After knowing who Suryadev is, Pralayanath Gundaswami tries to kill him by planting a bomb in his car. However, Suryadev's car is a high tech vehicle, allowing him to escape with his driver and bodyguard Bahadur into a secret door within the car. As a result of the explosion, the news reports that he has been murdered.

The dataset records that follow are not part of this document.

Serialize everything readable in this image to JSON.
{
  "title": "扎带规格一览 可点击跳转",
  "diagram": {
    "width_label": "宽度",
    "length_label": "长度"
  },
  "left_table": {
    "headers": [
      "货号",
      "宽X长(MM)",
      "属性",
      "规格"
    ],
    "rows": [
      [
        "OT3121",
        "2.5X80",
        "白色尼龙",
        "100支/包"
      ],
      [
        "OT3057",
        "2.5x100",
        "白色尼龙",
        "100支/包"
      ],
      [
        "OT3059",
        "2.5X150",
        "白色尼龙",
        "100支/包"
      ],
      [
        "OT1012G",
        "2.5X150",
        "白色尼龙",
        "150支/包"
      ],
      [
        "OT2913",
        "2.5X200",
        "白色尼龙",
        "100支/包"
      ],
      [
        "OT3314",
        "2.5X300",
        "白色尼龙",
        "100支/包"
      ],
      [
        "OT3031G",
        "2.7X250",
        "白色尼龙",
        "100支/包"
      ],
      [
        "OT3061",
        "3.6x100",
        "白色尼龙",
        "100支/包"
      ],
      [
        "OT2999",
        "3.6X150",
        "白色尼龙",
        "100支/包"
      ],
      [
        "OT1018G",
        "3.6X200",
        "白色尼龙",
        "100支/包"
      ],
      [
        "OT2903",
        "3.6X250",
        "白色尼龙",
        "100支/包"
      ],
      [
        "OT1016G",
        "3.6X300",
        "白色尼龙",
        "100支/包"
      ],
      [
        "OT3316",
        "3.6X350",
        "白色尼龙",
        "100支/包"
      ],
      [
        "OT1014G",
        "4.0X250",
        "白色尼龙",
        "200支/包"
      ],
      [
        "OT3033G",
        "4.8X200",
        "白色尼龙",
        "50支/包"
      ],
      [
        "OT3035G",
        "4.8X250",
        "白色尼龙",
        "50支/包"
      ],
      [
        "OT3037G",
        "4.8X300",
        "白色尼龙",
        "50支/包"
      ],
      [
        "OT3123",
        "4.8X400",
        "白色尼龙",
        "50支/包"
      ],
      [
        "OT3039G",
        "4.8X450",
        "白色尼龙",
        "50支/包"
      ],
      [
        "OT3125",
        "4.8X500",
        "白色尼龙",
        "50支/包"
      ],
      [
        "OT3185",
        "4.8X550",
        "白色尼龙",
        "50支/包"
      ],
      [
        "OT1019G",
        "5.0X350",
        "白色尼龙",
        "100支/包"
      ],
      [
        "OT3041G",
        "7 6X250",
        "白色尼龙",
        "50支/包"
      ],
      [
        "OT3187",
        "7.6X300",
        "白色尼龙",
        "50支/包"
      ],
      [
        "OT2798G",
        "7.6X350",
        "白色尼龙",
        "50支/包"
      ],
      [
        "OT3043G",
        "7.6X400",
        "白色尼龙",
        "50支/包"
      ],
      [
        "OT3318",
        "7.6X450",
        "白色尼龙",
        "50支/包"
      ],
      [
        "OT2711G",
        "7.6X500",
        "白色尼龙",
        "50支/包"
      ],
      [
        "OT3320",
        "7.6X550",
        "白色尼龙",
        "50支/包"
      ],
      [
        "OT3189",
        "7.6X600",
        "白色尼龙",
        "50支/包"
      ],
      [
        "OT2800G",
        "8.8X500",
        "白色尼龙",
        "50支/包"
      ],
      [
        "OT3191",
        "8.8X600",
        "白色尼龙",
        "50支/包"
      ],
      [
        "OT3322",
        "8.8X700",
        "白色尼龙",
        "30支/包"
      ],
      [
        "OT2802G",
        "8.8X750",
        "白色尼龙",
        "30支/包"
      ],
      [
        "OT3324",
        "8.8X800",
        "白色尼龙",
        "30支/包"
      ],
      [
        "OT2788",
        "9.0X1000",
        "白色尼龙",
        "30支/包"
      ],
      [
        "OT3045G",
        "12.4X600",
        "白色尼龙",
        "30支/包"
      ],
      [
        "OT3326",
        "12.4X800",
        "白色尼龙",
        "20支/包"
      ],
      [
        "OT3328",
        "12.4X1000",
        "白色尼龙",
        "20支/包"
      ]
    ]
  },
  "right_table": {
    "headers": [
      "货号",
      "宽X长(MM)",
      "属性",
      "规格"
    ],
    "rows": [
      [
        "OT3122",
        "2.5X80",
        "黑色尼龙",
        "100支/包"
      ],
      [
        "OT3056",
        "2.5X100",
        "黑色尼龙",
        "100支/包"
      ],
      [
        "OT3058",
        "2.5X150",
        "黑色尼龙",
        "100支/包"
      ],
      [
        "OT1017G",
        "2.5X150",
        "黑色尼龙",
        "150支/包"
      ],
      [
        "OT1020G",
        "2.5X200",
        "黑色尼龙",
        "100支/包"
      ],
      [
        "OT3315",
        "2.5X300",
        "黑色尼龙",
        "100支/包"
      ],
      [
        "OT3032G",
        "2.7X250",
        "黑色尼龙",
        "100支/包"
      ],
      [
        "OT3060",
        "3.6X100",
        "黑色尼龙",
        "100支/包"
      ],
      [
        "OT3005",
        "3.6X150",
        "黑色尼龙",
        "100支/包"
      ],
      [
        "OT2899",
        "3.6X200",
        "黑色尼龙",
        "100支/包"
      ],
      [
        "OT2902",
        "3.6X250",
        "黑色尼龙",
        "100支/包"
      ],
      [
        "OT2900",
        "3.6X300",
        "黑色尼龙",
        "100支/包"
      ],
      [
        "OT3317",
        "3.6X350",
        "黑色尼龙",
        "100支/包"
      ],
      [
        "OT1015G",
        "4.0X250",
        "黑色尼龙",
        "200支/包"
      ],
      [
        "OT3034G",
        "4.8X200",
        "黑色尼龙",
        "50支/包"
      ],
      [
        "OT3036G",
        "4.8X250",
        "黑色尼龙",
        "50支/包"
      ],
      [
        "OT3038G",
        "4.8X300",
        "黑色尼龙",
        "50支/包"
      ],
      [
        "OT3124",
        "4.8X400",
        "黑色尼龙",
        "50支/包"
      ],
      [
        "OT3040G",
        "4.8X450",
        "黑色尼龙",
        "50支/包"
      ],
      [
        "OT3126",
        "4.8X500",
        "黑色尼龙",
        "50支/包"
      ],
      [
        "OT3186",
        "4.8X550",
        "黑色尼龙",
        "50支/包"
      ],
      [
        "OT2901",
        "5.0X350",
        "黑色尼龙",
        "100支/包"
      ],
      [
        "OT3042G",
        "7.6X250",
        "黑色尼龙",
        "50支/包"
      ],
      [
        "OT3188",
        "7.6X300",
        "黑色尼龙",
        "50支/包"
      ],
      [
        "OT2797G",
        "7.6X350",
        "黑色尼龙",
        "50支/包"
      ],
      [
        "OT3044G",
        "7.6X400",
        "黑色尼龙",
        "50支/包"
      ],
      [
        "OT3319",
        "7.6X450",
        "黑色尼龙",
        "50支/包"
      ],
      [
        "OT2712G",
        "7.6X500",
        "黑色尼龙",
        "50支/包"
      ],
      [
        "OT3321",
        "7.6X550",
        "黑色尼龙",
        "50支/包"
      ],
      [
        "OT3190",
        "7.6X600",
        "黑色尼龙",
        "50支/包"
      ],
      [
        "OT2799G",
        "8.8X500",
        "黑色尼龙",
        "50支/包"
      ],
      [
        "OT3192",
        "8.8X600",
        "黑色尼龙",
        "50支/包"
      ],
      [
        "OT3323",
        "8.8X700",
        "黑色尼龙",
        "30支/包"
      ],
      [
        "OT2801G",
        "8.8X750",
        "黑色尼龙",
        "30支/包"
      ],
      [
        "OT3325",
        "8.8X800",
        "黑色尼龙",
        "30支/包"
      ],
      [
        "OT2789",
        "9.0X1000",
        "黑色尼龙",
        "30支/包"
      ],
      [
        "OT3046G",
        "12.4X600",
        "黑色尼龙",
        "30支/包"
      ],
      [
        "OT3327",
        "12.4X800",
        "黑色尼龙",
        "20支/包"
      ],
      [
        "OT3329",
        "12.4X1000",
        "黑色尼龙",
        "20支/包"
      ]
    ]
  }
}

After Suryadev escapes, he explains his survival to the news, and subsequently to Pralayanath through a TV interview. Pralayanath tries to kidnap Professor Khurana, but Suryadev and Waghle foil his attempt. Pralayanath then tries to kill Sanjay and his friends, but one of his friends sacrifices his life to save him on the eve of Raksha Bandhan. Pralayanath then tries to kidnap Professor Khurana again, but fails to do so. Instead, he takes the fuse conductor un order to activate his missiles. Waghle and Suryadev track him down through their transmitter. Suryadev foils Pralayanath's missile attack by taking out the fuse conductors, and guns him down. Waghle finishes off Pralayanath's son. The film ends with the 15 August programme concluding successfully.

== Cast ==
- Raaj Kumar as Brigadier Suryadev Singh
- Nana Patekar as Inspector Shivaji Rao Wagle
- Varsha Usgaonkar as Shanti Verma
- Harish as Sanjay Chauhan
- Mamta Kulkarni as Sandhya Gupta
- Deepak Shirke as Pralayanath Gundaswami
- Manohar Singh as Chief Minister Jeevanlal Tandel
- Arjun as Rasiknath Gundaswami
- Alok Nath as Home Minister
- Suresh Oberoi as DIG Rudrapratap Chauhan
- Satyen Kappu as Dr. Gupta
- Aparajita as Mrs. Gupta
- Anjana Mumtaz as Mrs. Chauhan
- Sujit Kumar as Police Commissioner
- Shehzad Khan as Inspector who arrests Sanjay Chauhan for rape of Radha Tandel
- K. K. Raj as DCP Patania
- Joginder as Inspector Satyawadi Dubey
- Mahavir Shah as Jailor
- Krishan Dhawan as Professor Rangaswamy
- Sudhir Dalvi as Professor Nazrul Hassan
- Mukesh Rawal as Professor Khurana
- Vikas Anand as Judge
- Kamaldeep as Judge Hariprasad
- Bob Christo as Bob
- Gavin Packard as Tom
- Daboo Malik as Alok Verma
- Girish Malik as Ali Khan
- Dharmesh Tiwari as Defence Lawyer of Sanjay, Alok and Ali
- Rakesh Bedi as Police Informer Khabarilal
- Pankaj Berry as Dr. Sinha
- Sonika Gill as Radha Tandel
- Mehul Kumar as Municipal Commissioner Tiwari
- Ghanashyam Nayak as Ram Lakhan
- Bandini Mishra as Anita Chaudhary
- Anil Yadav as Babban

==Songs==
All lyrics are written by Santosh Anand.
1. "Pee Le Pee Le Oh More Raja, Pee Le Pee Le Oh More Jani" - Mohammed Aziz, Sudesh Bhosle
2. "Ise Samjho Na Resham Ka Taar" - Sadhana Sargam
3. "Oye Rabba Meri Jaan Bacha Le Phans Gayi Dil Ke Rog Me" - Kavita Krishnamurthy, Mohammed Aziz
4. "Yeh Aan Tirangaa Hai" - Mohammed Aziz
5. "Ise Samjho Na Resham Ka Taar" (Tragic) - Sadhana Sargam
6. "Yeh Aan Tirangaa Hai" (Version 2) - Mohammed Aziz
7. "Aaj Ki Shaam Pyar Karne Walon Ke Naam" - Mohammed Aziz, Kavita Krishnamurthy, Udit Narayan
8. "Jaane Mann Jaane Mann" - Sadhana Sargam, Mohammed Aziz

==In popular culture==
Nawazuddin Siddiqui as Asghar Muqaddam refers to the movie for the incidence of planting explosives during interrogation in the film Black Friday.